The project is built on a three-layer defense architecture:

  1. The Logic Layer: Users define transaction boundaries using human-readable YAML or natural language (e.g., "Only allow Uniswap swaps under $500"). These rules are transformed into executable code that evaluates every proposed transaction.
  2. The Intelligence Layer: A local AI core analyzes transaction call data, simulates execution to detect hidden malicious outcomes (emulation), and identifies patterns like address poisoning or "dust" attacks that static rules might miss.
  3. The Enforcement Layer: Utilizing Safe (Gnosis), LastCheck is designed to function as a mandatory co-signer. No transaction can be finalized on-chain without the agent’s cryptographic approval, effectively turning your wallet into a programmable multisig.

By integrating a Telegram/Signal-based "Human-in-the-Loop" workflow, LastCheck ensures that if the AI has any doubt, the final "Yes" always comes from you. It is the ultimate guardian for both human users and the next generation of autonomous AI agents.

How it's Made

LastCheck was built with a focus on privacy, modularity, and the "Agentic Era" stack. The core of the implementation is a custom Model Context Protocol (MCP) server that acts as the bridge between the blockchain and the AI.

The Nitty-Gritty Details:

  • Agentic Intelligence via OpenClaw: We chose to integrate with a self-hosted OpenClaw instance rather than a centralized LLM API. This ensures that sensitive transaction data and private security rules remain within the user's controlled environment. The MCP server provides the AI with the necessary "context"—the user's YAML rules, transaction history, and current chain state—to make informed security decisions.
  • The MCP Server Architecture: The MCP server is the "brain" of the operation. It exposes tools that allow an AI agent to read transaction proposals, simulate them using Tenderly/Phalcon APIs, and compare the results against the user's pre-defined rule set.
  • Safe & Zodiac Integration: For on-chain enforcement, we utilized the Safe (formerly Gnosis Safe) framework. We leveraged Zodiac modules to create a programmable "co-signer" logic. While the full on-chain enforcement of every rule is a massive undertaking, our hackathon implementation focuses on the Agentic Decision Layer—the logic that determines whether the agent should provide its signature to the multisig.
  • The Telegram Gateway: We built a custom bot that acts as the communication channel. When the MCP server flags a transaction as "Suspicious," it triggers a Telegram notification with a simple "Allow/Reject" interface, bringing the human back into the loop for critical decisions.

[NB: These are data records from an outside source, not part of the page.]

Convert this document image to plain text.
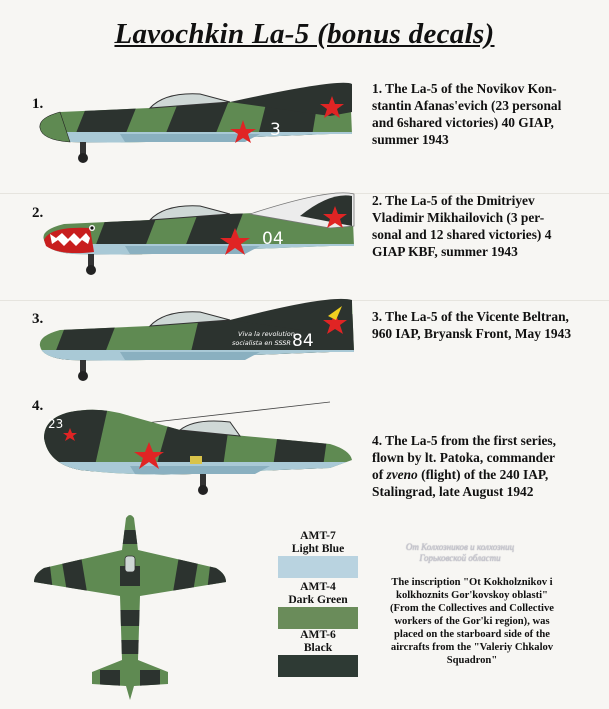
Lavochkin La-5 (bonus decals)
1.
3
1. The La-5 of the Novikov Kon-
stantin Afanas'evich (23 personal
and 6shared victories) 40 GIAP,
summer 1943
2.
04
2. The La-5 of the Dmitriyev
Vladimir Mikhailovich (3 per-
sonal and 12 shared victories) 4
GIAP KBF, summer 1943
3.
Viva la revolution
socialista en SSSR 84
3. The La-5 of the Vicente Beltran,
960 IAP, Bryansk Front, May 1943
4.
23
4. The La-5 from the first series,
flown by lt. Patoka, commander
of zveno (flight) of the 240 IAP,
Stalingrad, late August 1942
AMT-7
Light Blue
AMT-4
Dark Green
AMT-6
Black
От Колхозников и колхозниц
Горьковской области
The inscription "Ot Kokholznikov i
kolkhoznits Gor'kovskoy oblasti"
(From the Collectives and Collective
workers of the Gor'ki region), was
placed on the starboard side of the
aircrafts from the "Valeriy Chkalov
Squadron"
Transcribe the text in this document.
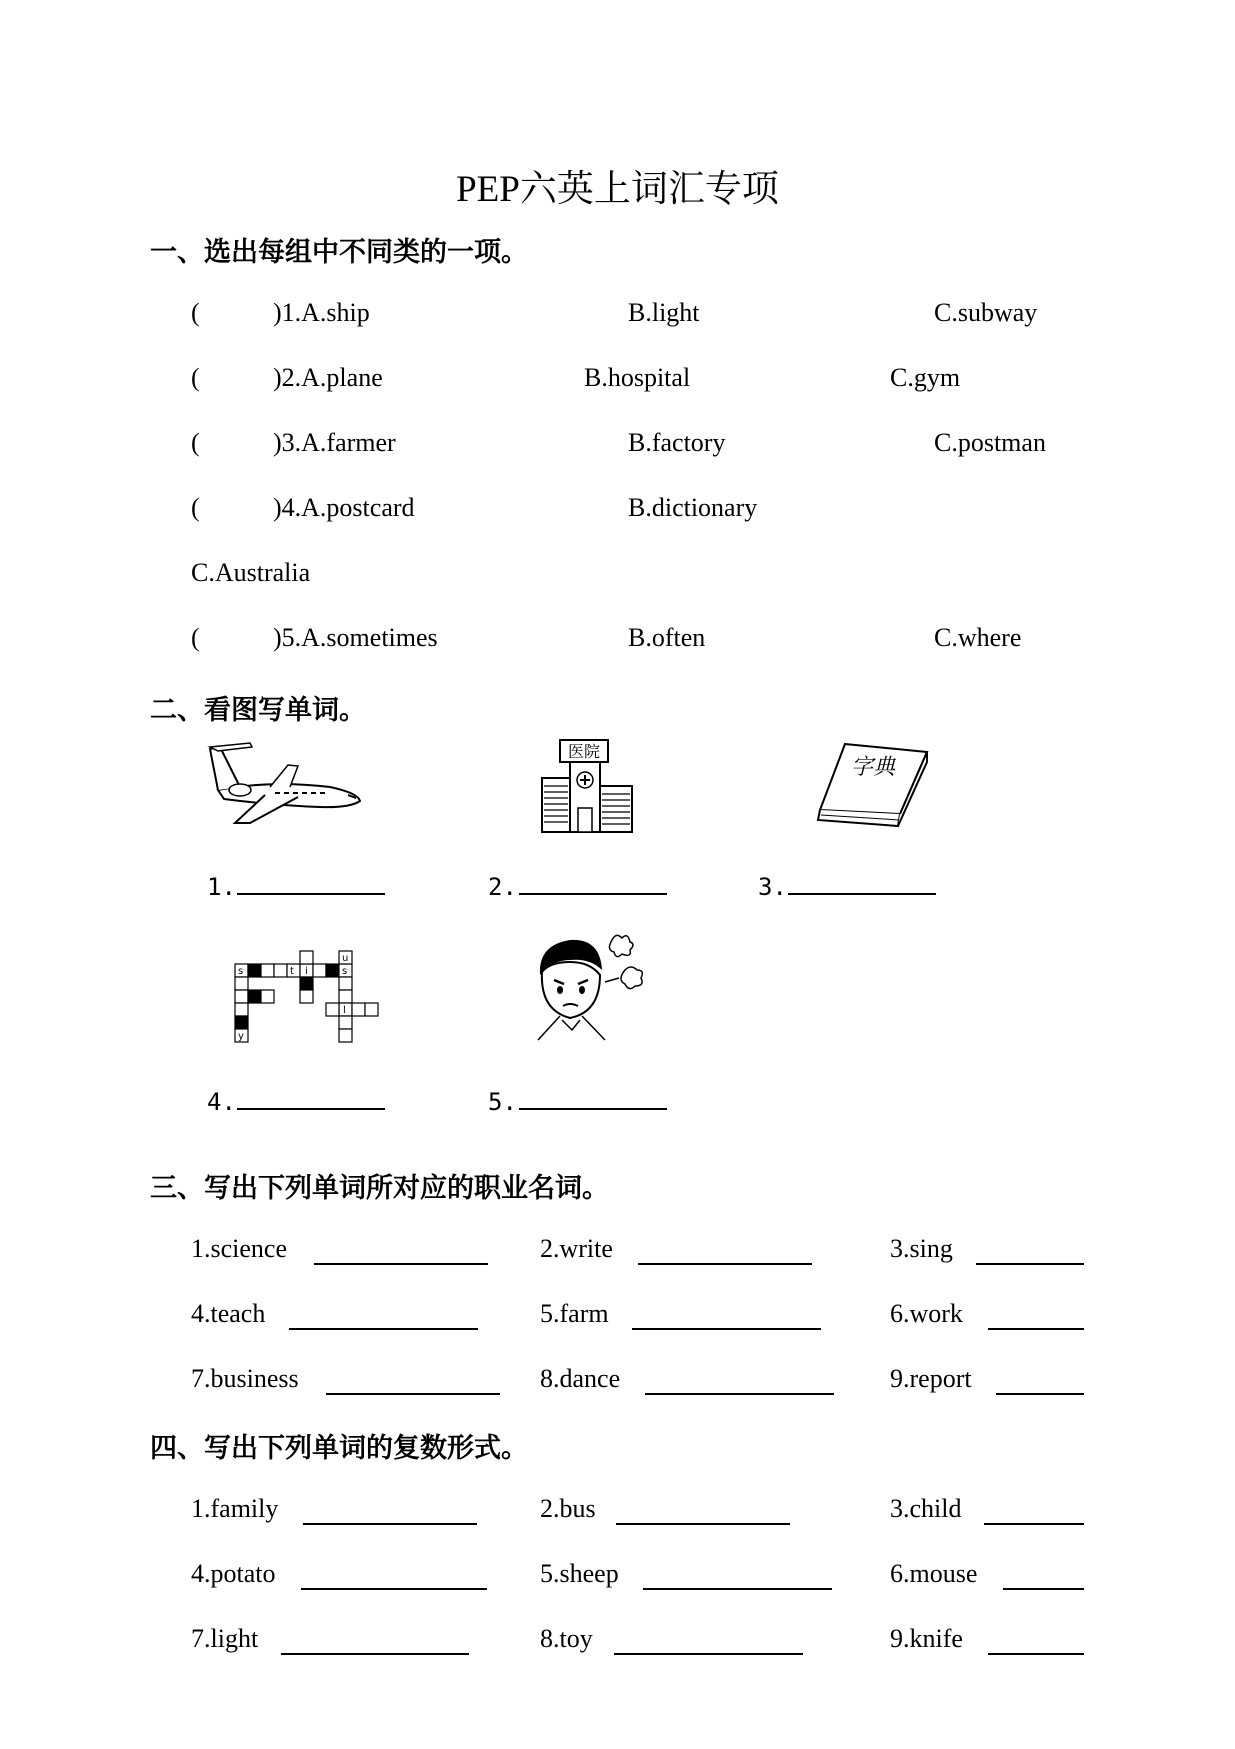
PEP六英上词汇专项
一、选出每组中不同类的一项。
(	)1.A.ship	B.light	C.subway
(	)2.A.plane	B.hospital	C.gym
(	)3.A.farmer	B.factory	C.postman
(	)4.A.postcard	B.dictionary
C.Australia
(	)5.A.sometimes	B.often	C.where
二、看图写单词。
医院
字典
1.	2.	3.
s	t i
u
s
l
y
4.	5.
三、写出下列单词所对应的职业名词。
1.science	2.write	3.sing
4.teach	5.farm	6.work
7.business	8.dance	9.report
四、写出下列单词的复数形式。
1.family	2.bus	3.child
4.potato	5.sheep	6.mouse
7.light	8.toy	9.knife
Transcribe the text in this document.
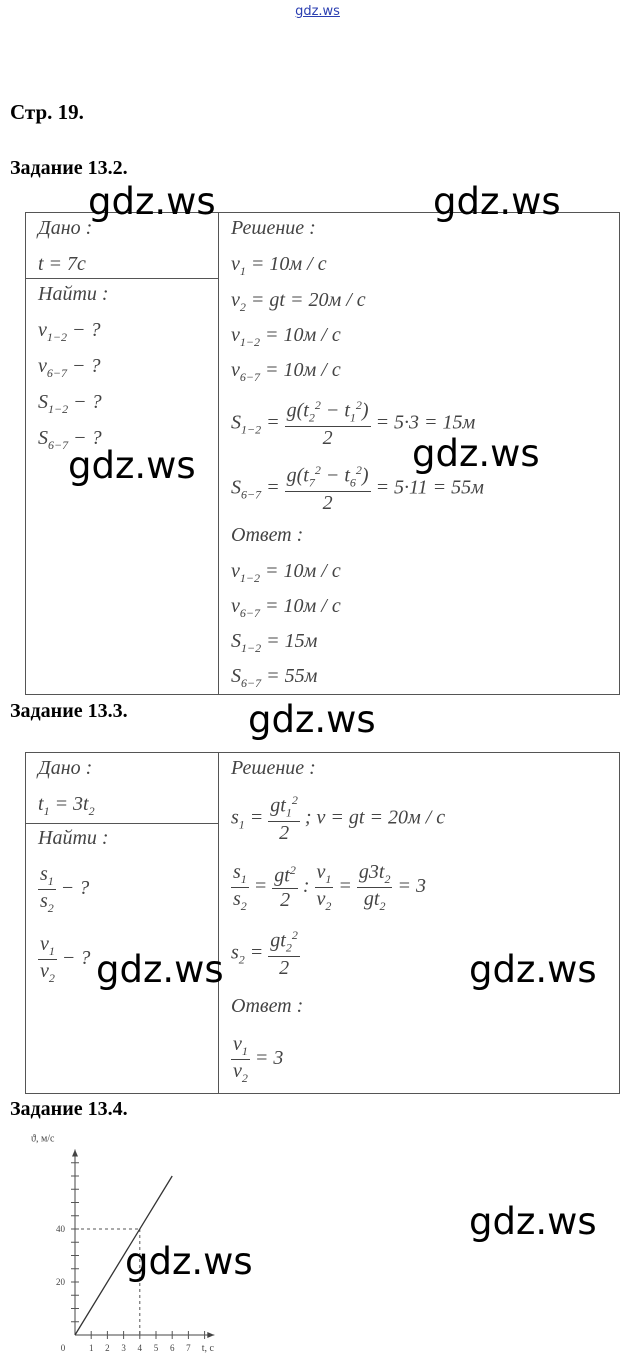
gdz.ws
Стр. 19.
Задание 13.2.
Дано :
t = 7c
Найти :
$v_{1-2}$ − ?
$v_{6-7}$ − ?
$S_{1-2}$ − ?
$S_{6-7}$ − ?
Решение :
$v_1 = 10м / с$
$v_2$ = gt = 20м / с
$v_{1-2} = 10м / с$
$v_{6-7} = 10м / с$
$S_{1-2} = \frac{g(t_2^2 - t_1^2)}{2} = 5\cdot 3 = 15м$
$S_{6-7} = \frac{g(t_7^2 - t_6^2)}{2} = 5\cdot 11 = 55м$
Ответ :
$v_{1-2} = 10м / с$
$v_{6-7} = 10м / с$
$S_{1-2} = 15м$
$S_{6-7} = 55м$
Задание 13.3.
Дано :
$t_1 = 3t_2$
Найти :
$\frac{s_1}{s_2}$ − ?
$\frac{v_1}{v_2}$ − ?
Решение :
$s_1 = \frac{gt_1^2}{2}$ ; v = gt = 20м / с
$\frac{s_1}{s_2} = \frac{gt^2}{2}$ : $\frac{v_1}{v_2} = \frac{g3t_2}{gt_2} = 3$
$s_2 = \frac{gt_2^2}{2}$
Ответ :
$\frac{v_1}{v_2} = 3$
Задание 13.4.
0	1 2 3 4 5 6 7
20
40
ϑ, м/с
t, c
gdz.ws	gdz.ws
gdz.ws	gdz.ws
gdz.ws
gdz.ws	gdz.ws
gdz.ws
gdz.ws
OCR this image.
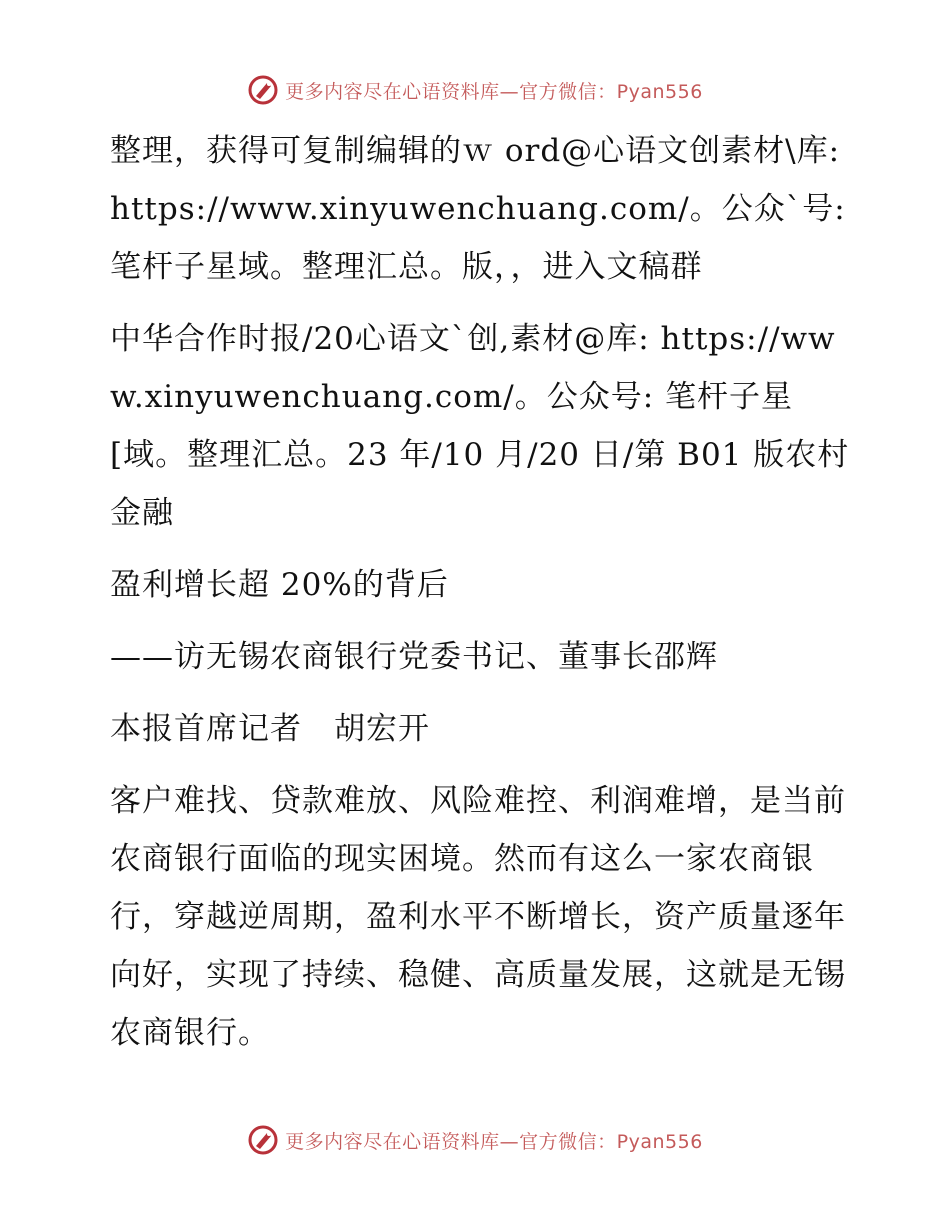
更多内容尽在心语资料库—官方微信：Pyan556

整理，获得可复制编辑的ｗ ord@心语文创素材\库: https://www.xinyuwenchuang.com/。公众`号: 笔杆子星域。整理汇总。版，，进入文稿群

中华合作时报/20心语文`创,素材@库: https://www.xinyuwenchuang.com/。公众号: 笔杆子星[域。整理汇总。23 年/10 月/20 日/第 B01 版农村金融

盈利增长超 20%的背后

——访无锡农商银行党委书记、董事长邵辉

本报首席记者　胡宏开

客户难找、贷款难放、风险难控、利润难增，是当前农商银行面临的现实困境。然而有这么一家农商银行，穿越逆周期，盈利水平不断增长，资产质量逐年向好，实现了持续、稳健、高质量发展，这就是无锡农商银行。

更多内容尽在心语资料库—官方微信：Pyan556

One particularly notable hack was how we handled the YAML-to-Logic transformation. We used an LLM to pre-process human-readable intent into a structured JSON schema that the MCP server could evaluate in real-time without needing a full compiler. This allows users to "talk" to their firewall to update their security settings on the fly. By prioritizing an MCP-first approach, we’ve made LastCheck compatible with any modern AI agent, effectively building a "Security Brain" that can be plugged into any agentic workflow.